Volkswagen has agreed to pay out $14.7 billion in a US settlement over its emissions-cheating diesel-powered cars, pledging to buy back or fix cars that tricked pollution tests, and pay each owner up to $10,000 in cash.
The huge settlement filed in federal court Tuesday gives the first indication of the financial cost to the German auto giant of the months-long scandal unfolding on both sides of the Atlantic over its fraudulent practices.
Under the deal, Volkswagen agreed to create a pool of $10 billion to compensate owners and pay a $2.7 billion environmental penalty that will help remediate pollution around the United States.
The company will invest an additional $2.0 billion ‘to create infrastructure for and promote public awareness of zero emission vehicles,’ the court filing showed.
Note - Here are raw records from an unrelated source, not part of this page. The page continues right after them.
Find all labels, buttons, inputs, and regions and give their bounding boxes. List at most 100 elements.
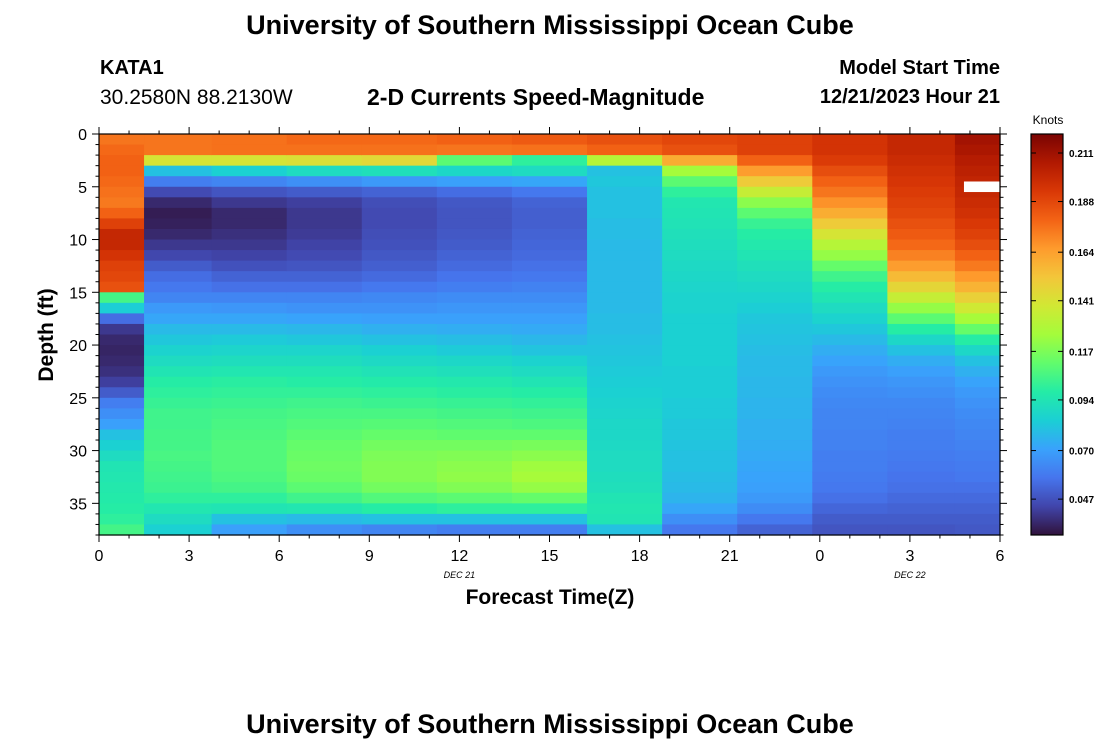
- heatmap-cell: [511, 376, 588, 388]
- heatmap-cell: [286, 471, 363, 483]
- heatmap-cell: [662, 155, 738, 167]
- heatmap-cell: [587, 239, 663, 251]
- heatmap-cell: [144, 334, 213, 346]
- heatmap-cell: [436, 408, 513, 420]
- heatmap-cell: [887, 271, 956, 283]
- heatmap-cell: [511, 482, 588, 494]
- heatmap-cell: [144, 429, 213, 441]
- y-axis-label: Depth (ft): [35, 288, 58, 381]
- heatmap-cell: [954, 260, 1001, 272]
- heatmap-cell: [662, 450, 738, 462]
- heatmap-cell: [361, 239, 438, 251]
- heatmap-cell: [812, 313, 888, 325]
- colorbar-tick-label: 0.070: [1069, 447, 1094, 458]
- heatmap-cell: [812, 440, 888, 452]
- heatmap-cell: [587, 144, 663, 156]
- heatmap-cell: [954, 334, 1001, 346]
- heatmap-cell: [812, 387, 888, 399]
- heatmap-cell: [436, 144, 513, 156]
- heatmap-cell: [812, 429, 888, 441]
- heatmap-cell: [887, 228, 956, 241]
- heatmap-cell: [99, 355, 145, 367]
- heatmap-cell: [954, 450, 1001, 462]
- heatmap-cell: [361, 281, 438, 293]
- heatmap-cell: [812, 134, 888, 146]
- heatmap-cell: [662, 492, 738, 504]
- heatmap-cell: [99, 492, 145, 504]
- heatmap-cell: [436, 376, 513, 388]
- heatmap-cell: [511, 250, 588, 262]
- heatmap-cell: [737, 250, 813, 262]
- heatmap-cell: [511, 186, 588, 198]
- heatmap-cell: [436, 440, 513, 452]
- heatmap-cell: [587, 524, 663, 536]
- y-tick-label: 10: [69, 233, 87, 250]
- heatmap-cell: [99, 323, 145, 336]
- heatmap-cell: [144, 281, 213, 293]
- heatmap-cell: [587, 440, 663, 452]
- heatmap-cell: [511, 313, 588, 325]
- heatmap-cell: [436, 281, 513, 293]
- heatmap-cell: [662, 292, 738, 304]
- heatmap-cell: [361, 397, 438, 409]
- heatmap-cell: [812, 418, 888, 431]
- heatmap-cell: [211, 461, 288, 473]
- heatmap-cell: [436, 450, 513, 462]
- heatmap-cell: [361, 334, 438, 346]
- heatmap-cell: [662, 513, 738, 526]
- colorbar-tick-label: 0.141: [1069, 297, 1094, 308]
- y-tick-label: 35: [69, 496, 87, 513]
- heatmap-cell: [511, 144, 588, 156]
- heatmap-cell: [286, 207, 363, 220]
- heatmap-cell: [737, 471, 813, 483]
- colorbar-tick-label: 0.047: [1069, 495, 1094, 506]
- heatmap-cell: [436, 155, 513, 167]
- heatmap-cell: [286, 134, 363, 146]
- heatmap-cell: [99, 218, 145, 230]
- heatmap-cell: [662, 408, 738, 420]
- heatmap-cell: [587, 366, 663, 378]
- heatmap-cell: [812, 503, 888, 515]
- heatmap-cell: [887, 397, 956, 409]
- heatmap-cell: [286, 250, 363, 262]
- heatmap-cell: [99, 197, 145, 209]
- heatmap-cell: [954, 429, 1001, 441]
- heatmap-cell: [286, 186, 363, 198]
- heatmap-cell: [144, 271, 213, 283]
- heatmap-cell: [99, 313, 145, 325]
- heatmap-cell: [99, 165, 145, 177]
- heatmap-cell: [737, 482, 813, 494]
- heatmap-cell: [511, 260, 588, 272]
- heatmap-cell: [954, 376, 1001, 388]
- heatmap-cell: [361, 376, 438, 388]
- heatmap-cell: [211, 492, 288, 504]
- heatmap-cell: [954, 271, 1001, 283]
- heatmap-cell: [887, 418, 956, 431]
- heatmap-cell: [887, 387, 956, 399]
- heatmap-cell: [954, 155, 1001, 167]
- heatmap-cell: [211, 134, 288, 146]
- heatmap-cell: [662, 345, 738, 357]
- heatmap-cell: [144, 503, 213, 515]
- heatmap-cell: [361, 461, 438, 473]
- heatmap-cell: [511, 366, 588, 378]
- main-title: University of Southern Mississippi Ocean…: [246, 10, 854, 40]
- heatmap-cell: [954, 408, 1001, 420]
- heatmap-cell: [144, 292, 213, 304]
- heatmap-cell: [511, 134, 588, 146]
- heatmap-cell: [812, 260, 888, 272]
- heatmap-cell: [662, 144, 738, 156]
- heatmap-cell: [286, 197, 363, 209]
- heatmap-cell: [286, 334, 363, 346]
- heatmap-cell: [812, 218, 888, 230]
- station-coordinates: 30.2580N 88.2130W: [100, 86, 293, 109]
- heatmap-cell: [511, 207, 588, 220]
- heatmap-cell: [587, 250, 663, 262]
- heatmap-cell: [954, 418, 1001, 431]
- heatmap-cell: [737, 144, 813, 156]
- heatmap-cell: [587, 471, 663, 483]
- heatmap-cell: [812, 450, 888, 462]
- heatmap-cell: [211, 302, 288, 314]
- heatmap-cell: [361, 408, 438, 420]
- heatmap-cell: [887, 345, 956, 357]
The settlement, which must be approved by a federal judge in San Francisco who is overseeing the litigation, could affect some 480,000 owners of Volkswagens and Audis with 2.0-liter diesel engines.
Deputy US Attorney General Sally Yates told a news conference the investigation is not yet over.
‘This partial settlement marks a significant first step towards holding Volkswagen accountable for what was a breach of its legal duties and a breach of the public's trust,’ she said.
‘And while this announcement is an important step forward, let me be clear, it is by no means the last. We will continue to follow the facts wherever they go.’
Yates noted that the settlement does not cover civil penalties for violations of the Clean Air Act or a criminal investigation. The deal does not affect a parallel probe into the company's 3.0-liter diesel engines.
- 'Can't undo damage' -
She said however the deal would offer compensation to consumers and help remediate air pollution.
‘We can't undo the damage that Volkswagen caused to our air quality but what we can do is offset that damage by reducing pollution from other sources,’ she said.
Volkswagen admitted in September that it had installed software in the vehicles that tricked US emissions tests into showing the cars met environmental standards.
The affected vehicles include 2009 through 2015 Volkswagen TDI diesel models of Jettas, Passats, Golfs and Beetles as well as the TDI Audi A3.
The device switched off after testing, enabling the vehicles to spew up to 40 times the permitted amounts of nitrogen oxides.
Volkswagen -- which had an annual turnover of 210 billion euros for 2015 -- has set aside 16.2 billion euros ($17.9 billion) to cover costs from the scandal including the legal risks.
The auto giant is facing similar charges and litigation in Europe and elsewhere for the same issues.
Tuesday's settlement filed with Judge Charles Breyer would settle claims from the US government as well as a large number of plaintiffs including owners, lessees and dealers.
Volkswagen agreed under the deal to buy back the emissions-cheating vehicles at their market prices before the scandal broke late last year, at prices ranging from $12,475 for the 2009 Jetta Sedan to more than $44,000 for some 2015 Audi models.
The owners also have the option of letting Volkswagen modify the cars to meet US pollution standards, if a fix is approved by environmental officials.
In either case, the owners would also get a cash settlement ranging from $5,100 to $10,000 depending on the vehicle.
The deal also allows consumers who leased one of the affected vehicles to have the lease terminated at no cost, and calls for Volkswagen to pay off loans still owed by some owners.
‘Consumers who were cheated by Volkswagen's deceptive advertising campaign will be able to get full and fair compensation, not only for the lost or diminished value of their car but also for the other harms that VW caused them,’ said Federal Trade Commission chair Edith Ramirez.